D’une manière générale on peut s’attendre à ce que sur le long terme un bon joueur ait un meilleur taux de réussite sur les gros multiples car les joueurs récréatifs ont tendance à essayer de s’appliquer et jouent plus tight/moins aggros que sur les petits et jouent paradoxalement plus mal car c’est justement en étant aggro et en n’hésitant pas à faire tapis souvent qu’ils sont le plus difficile à jouer.

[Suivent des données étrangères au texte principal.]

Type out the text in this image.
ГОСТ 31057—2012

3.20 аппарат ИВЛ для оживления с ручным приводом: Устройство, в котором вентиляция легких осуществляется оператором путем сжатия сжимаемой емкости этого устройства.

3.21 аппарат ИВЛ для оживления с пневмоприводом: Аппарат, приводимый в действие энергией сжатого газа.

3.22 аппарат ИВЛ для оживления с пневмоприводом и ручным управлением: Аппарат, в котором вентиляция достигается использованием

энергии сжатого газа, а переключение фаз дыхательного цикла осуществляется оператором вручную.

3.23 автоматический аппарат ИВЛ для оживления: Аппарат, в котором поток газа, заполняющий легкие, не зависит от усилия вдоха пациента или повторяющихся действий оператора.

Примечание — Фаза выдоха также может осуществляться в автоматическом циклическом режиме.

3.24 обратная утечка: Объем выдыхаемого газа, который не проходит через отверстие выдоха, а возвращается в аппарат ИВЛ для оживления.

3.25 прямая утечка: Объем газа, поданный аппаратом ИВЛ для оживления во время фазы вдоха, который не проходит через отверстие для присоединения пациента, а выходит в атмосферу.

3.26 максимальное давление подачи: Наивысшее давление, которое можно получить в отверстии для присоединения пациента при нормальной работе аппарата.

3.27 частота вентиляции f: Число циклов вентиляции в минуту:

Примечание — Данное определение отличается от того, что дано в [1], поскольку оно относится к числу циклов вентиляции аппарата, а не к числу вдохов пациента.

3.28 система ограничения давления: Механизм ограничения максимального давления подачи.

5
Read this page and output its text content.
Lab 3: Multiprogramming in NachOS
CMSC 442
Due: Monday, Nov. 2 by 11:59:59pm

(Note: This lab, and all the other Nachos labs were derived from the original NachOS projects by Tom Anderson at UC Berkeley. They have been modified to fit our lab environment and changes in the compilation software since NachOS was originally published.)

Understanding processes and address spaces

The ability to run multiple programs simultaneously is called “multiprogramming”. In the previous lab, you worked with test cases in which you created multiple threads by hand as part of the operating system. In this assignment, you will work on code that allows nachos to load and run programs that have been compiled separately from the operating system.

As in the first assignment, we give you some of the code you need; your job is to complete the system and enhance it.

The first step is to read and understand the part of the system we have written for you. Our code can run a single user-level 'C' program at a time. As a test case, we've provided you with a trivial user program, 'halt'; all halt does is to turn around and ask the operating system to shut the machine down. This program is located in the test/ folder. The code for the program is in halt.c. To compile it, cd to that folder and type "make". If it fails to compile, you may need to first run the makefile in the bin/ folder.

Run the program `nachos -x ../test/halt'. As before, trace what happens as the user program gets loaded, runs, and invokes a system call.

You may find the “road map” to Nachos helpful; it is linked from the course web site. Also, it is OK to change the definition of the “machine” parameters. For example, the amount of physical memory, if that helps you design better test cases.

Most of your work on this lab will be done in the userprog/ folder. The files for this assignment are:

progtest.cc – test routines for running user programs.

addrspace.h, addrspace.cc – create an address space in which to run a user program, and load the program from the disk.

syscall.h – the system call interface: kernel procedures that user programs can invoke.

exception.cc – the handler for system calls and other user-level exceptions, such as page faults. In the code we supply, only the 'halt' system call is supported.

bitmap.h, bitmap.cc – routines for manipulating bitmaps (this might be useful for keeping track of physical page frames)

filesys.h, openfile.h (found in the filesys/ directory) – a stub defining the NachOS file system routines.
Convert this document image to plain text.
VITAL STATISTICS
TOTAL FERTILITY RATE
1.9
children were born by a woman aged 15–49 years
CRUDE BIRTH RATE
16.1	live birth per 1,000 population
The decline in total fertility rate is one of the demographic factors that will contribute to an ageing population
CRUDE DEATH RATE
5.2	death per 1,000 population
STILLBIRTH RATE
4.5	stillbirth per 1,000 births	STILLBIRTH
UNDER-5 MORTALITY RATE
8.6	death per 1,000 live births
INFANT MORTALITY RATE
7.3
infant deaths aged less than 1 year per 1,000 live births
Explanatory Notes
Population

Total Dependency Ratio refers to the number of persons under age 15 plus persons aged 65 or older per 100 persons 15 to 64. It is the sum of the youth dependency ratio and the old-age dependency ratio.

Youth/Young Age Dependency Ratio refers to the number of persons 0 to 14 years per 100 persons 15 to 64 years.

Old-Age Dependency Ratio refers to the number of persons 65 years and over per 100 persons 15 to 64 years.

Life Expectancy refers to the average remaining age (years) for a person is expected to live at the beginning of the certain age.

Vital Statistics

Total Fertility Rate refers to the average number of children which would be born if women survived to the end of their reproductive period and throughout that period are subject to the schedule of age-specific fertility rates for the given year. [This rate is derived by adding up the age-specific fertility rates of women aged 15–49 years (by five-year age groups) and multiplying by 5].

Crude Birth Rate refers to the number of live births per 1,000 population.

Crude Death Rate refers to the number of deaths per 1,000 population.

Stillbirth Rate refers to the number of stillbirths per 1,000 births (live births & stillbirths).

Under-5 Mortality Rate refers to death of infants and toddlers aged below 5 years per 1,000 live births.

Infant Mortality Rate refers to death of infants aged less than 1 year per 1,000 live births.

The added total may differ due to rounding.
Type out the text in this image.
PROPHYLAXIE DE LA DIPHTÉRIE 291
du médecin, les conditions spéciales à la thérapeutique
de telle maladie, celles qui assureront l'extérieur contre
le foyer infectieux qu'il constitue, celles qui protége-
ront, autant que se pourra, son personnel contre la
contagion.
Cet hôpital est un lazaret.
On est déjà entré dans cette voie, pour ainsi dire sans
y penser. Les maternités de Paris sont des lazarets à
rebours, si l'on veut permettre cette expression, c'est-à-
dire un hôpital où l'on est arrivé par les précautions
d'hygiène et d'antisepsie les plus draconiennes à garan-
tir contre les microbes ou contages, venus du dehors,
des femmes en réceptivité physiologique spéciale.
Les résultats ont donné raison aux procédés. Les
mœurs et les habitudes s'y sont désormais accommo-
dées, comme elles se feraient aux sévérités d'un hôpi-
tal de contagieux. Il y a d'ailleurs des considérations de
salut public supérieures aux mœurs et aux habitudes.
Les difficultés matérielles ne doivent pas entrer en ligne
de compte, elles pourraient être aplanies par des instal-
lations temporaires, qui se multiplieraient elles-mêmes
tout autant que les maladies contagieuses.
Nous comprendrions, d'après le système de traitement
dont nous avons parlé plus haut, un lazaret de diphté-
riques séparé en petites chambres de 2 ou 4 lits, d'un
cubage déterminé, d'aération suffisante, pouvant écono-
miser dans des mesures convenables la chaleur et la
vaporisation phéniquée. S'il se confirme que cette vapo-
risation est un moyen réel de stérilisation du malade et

Quant au multiple moyen sur le long terme, s’il doit théoriquement tendre vers 7%, la majorité des joueurs auront un taux de rake compris entre 9 et 12% jusqu’à l’arrivée de la première victoire sur un gros multiple, tandis qu’un infime pourcentage de chanceux auront un rake « négatif » en tombant dessus très tôt. Sur le moyen terme et pour former nos prévisions, nous pourrons nous baser sur un taux de 9% qui correspond à une chance normale sans toucher de « x1000 » ou plus.
La chipEV/Game
Une autre stat importante à regarder et le gain de chips moyen par tournoi, effectif et en EV (qu’on pourrait appeler la chance « moyenne » attendue). Je gagne environ 110 chips par tournoi joué, soit à peu près le niveau de mon EV chips que j’ai talonné tout au long de ces 1 000 parties. La statistique de l’EV chips est intimement liée au pourcentage moyen d’ITM et indirectement au ROI. Elle a l’avantage de converger très rapidement et de vous donner une idée précise de votre niveau sur une limite. On considère qu’en 5€, se maintenir au-delà de 100 chips/game est un bon résultat facilement atteignable pour un reg qui a les bonnes ranges et qui sait ne pas tilter, tandis que maintenir 50 chips/game en 25€ est une prouesse technique.
Attention toutefois à bien prendre en considération les limites de l’analyse d’un sample de 1000 games. Par exemple à titre d’information, un calcul d’intervalle de confiance d’une loi binomiale m’indique qu’avec 408 itm sur 1000, j’ai 95% de chance que mon pourcentage réel sur le long terme soit compris entre 37,7% et 43,9%, ce qui signifie qu’à ce stade il peut encore facilement varier de plus ou moins 3% ! Je ne pense d’ailleurs pas être en mesure de maintenir 91,5 centimes/game sur le long terme sur les 5€, mais plutôt la moitié de ça.
Espérances de gain pour un reg compétent de la limite
Par exemple un joueur de 1€ ou 2€ doit considérer ces parties comme de l’entrainement pour pouvoir dans le futur move up en 5€ ou 10€ qui seront légèrement plus difficiles, mais qui rapporteront plus. A l’inverse un régulier qui fait un gros volume sur les 100€ n’aura pas ou très peu d’edge sur les tables, enchainera sans doute les mois perdants aux tables, mais sera Red Diamond et vivra d’un montant très important de rakeback.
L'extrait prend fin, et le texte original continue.